Development platform can be extended
Cortus has announced the availability of a development platform for its APS processor cores. The Cortus development platform comprises a board based on a Xilinx Spartan-6X75, the Cortus Eclipse IDE and the Cortus GCC toolchain. The board includes an I/O footprint compatible with the Arduino Due, enabling the wide choice of Arduino Due-compatible shields to be used to extend the platform.
Software development is a major part of the development of a SoC or an ASIC with an embedded processor. Cortus 32-bit processor IP cores have been designed from the outset for embedded processing applications based on coding in C or C++. The APS cores are a volume-proven basis for a wide range of applications including smartcards, video processing, smart sensors, touchscreen controllers, wireless, security, industrial control and IoT. The platform enables software developers to rapidly develop drivers and to integrate software and hardware before the SoC design is prototyped.
The Cortus FPGA board is based on the Xilinx Spartan-6 X75 and includes 1MB synchronous SRAM as well as a 32Mb SPI flash memory. The flash memory holds the FPGA configuration and can also be shared to hold the application software. A 10/100Mb/s Ethernet transceiver PHY is connected directly to the FPGA and is fully compatible with the Cortus 10/100 Ethernet MAC IP block. A USB interface provides a JTAG interface fully compatible with Cortus development tools under Windows and Linux. Additional I/O connectors enable the DDR2 memory to be up to 512Mb.
With an APS23 requiring 19% utilisation and APS25 requiring 29% utilisation, the Cortus platform provides ample capacity for all APS cores. The capacity of the Spartan-6 X75 is sufficient to allow multi-core systems to be emulated on the FPGA board. The ability to extend the memory can be used to include a USB 2.0 PHY in combination with a Cortus USB 2.0 controller in order to create a prototyping platform for embedded Linux systems. Furthermore the platform can incorporate IDEs from Cortus’ partners as an alternative to Cortus Eclipse.

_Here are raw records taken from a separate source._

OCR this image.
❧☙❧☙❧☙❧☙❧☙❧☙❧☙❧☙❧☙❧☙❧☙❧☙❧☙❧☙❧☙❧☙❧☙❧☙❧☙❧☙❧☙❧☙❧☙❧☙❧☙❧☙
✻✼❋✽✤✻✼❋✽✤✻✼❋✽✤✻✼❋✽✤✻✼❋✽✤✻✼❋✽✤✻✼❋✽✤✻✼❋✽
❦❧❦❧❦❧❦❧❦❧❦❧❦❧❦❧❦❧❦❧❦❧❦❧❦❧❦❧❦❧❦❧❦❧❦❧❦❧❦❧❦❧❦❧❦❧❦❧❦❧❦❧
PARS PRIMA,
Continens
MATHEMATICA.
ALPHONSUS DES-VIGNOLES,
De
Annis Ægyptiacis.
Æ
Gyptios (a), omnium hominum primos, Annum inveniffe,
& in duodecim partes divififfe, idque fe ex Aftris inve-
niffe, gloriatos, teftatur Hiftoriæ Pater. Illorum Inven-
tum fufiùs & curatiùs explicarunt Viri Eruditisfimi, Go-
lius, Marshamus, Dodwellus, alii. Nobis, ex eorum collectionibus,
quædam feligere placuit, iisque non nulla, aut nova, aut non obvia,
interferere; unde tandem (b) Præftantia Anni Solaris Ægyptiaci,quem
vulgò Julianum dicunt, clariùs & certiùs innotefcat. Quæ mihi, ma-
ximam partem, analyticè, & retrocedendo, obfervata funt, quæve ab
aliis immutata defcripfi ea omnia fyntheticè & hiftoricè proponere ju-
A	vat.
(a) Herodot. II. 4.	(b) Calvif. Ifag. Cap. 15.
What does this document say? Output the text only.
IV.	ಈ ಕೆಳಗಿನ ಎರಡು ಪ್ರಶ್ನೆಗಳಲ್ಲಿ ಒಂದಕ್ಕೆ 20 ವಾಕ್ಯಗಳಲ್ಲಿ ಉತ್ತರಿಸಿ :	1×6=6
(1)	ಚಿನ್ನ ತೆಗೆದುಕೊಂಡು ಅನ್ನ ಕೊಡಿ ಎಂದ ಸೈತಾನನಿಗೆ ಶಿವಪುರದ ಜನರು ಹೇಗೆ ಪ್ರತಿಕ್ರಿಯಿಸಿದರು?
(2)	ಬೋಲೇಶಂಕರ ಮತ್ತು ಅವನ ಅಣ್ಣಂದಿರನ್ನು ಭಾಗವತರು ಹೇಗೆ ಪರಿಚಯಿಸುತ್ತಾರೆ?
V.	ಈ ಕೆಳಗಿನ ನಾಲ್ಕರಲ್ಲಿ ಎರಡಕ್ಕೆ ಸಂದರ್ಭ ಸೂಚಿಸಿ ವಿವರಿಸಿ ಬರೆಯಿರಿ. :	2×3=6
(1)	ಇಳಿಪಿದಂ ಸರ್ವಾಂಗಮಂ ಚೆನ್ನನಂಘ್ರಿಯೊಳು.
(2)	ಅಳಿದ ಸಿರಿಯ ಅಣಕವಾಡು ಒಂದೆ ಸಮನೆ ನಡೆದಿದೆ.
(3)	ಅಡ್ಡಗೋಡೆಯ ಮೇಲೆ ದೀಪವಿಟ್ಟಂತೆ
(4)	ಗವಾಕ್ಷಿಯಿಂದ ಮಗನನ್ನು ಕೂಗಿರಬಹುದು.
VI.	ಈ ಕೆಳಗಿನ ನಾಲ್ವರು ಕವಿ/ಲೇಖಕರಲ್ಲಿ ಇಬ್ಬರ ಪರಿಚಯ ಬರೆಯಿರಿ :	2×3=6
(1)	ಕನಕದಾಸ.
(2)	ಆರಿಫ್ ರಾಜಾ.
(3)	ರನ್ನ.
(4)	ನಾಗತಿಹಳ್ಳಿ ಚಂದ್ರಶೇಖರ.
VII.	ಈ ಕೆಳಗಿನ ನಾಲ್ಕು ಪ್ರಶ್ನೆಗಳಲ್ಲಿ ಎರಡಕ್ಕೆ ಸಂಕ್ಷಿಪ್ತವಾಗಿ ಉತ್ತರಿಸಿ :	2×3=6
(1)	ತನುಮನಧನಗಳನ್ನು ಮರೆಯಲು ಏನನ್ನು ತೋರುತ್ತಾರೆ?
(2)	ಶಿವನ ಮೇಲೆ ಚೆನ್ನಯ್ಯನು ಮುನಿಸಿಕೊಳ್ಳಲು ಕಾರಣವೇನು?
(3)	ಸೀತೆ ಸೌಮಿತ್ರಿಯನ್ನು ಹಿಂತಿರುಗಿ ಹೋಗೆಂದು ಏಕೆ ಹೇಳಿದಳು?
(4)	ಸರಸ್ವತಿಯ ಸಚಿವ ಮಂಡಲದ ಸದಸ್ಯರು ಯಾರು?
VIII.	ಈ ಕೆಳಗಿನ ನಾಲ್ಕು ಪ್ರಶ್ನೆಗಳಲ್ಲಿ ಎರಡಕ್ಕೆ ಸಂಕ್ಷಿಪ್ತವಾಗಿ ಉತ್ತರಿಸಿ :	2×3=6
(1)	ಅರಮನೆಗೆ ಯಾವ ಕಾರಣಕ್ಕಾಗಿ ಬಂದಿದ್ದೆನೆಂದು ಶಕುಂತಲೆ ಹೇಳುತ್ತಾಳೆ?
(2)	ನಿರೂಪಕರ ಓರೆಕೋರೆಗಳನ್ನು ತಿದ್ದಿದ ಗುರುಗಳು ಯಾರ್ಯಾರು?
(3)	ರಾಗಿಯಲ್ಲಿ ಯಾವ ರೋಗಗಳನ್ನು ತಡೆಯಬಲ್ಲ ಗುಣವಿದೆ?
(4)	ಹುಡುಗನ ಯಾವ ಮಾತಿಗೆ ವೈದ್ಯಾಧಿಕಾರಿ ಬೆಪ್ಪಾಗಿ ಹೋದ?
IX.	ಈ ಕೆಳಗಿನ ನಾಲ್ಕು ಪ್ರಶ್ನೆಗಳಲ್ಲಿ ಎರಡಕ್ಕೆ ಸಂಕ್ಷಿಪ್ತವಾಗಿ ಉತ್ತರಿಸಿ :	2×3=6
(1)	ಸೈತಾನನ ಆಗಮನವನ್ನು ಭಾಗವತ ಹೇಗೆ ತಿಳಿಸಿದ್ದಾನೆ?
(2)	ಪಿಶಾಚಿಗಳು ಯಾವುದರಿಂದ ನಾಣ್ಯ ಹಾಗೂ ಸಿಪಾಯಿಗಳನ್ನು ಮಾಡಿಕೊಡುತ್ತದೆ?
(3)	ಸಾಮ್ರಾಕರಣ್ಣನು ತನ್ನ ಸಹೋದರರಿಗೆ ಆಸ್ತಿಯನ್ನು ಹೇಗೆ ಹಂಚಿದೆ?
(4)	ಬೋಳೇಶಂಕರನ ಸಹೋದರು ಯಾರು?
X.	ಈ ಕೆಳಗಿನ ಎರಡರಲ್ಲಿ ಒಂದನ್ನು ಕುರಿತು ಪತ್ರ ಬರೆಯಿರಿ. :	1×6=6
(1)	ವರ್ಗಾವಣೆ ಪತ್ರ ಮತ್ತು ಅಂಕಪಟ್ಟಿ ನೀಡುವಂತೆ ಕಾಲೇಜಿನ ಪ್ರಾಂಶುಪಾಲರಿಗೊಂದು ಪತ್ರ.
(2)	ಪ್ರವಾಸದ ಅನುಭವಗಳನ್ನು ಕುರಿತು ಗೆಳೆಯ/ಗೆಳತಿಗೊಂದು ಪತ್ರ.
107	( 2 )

All APS processor cores interface to Cortus’ peripherals including Ethernet 10/100 MAC, USB 2.0 Device and USB 2.0 OTG via the efficient APS bus. The Ethernet MAC allows the chosen physical interface to be connected using either the medium independent interface or reduced medium independent interface. Flexible memory interfaces with two independent DMA channels enable system design to ensure low CPU overhead reception and transmission without any danger of frames being lost. Hardware address filtering enables a single interface to respond to multiple MAC addresses.
“Developing drivers, porting software and validating the HW/SW interface is one of the key time-to-market challenges of developing SoCs with embedded processors,” said Christopher Kopetzky, Vice President of Engineering, Cortus. He adds, “The platform combines Cortus’ proven SW development tools with the ability to extend the board through Arduino Due-compatible shields and DDR2 memory.”
Cortus will be exhibiting at the 52nd Design Automation Conference (DAC) in San Francisco, California from 8th to 10th June 2015 at booth 2503.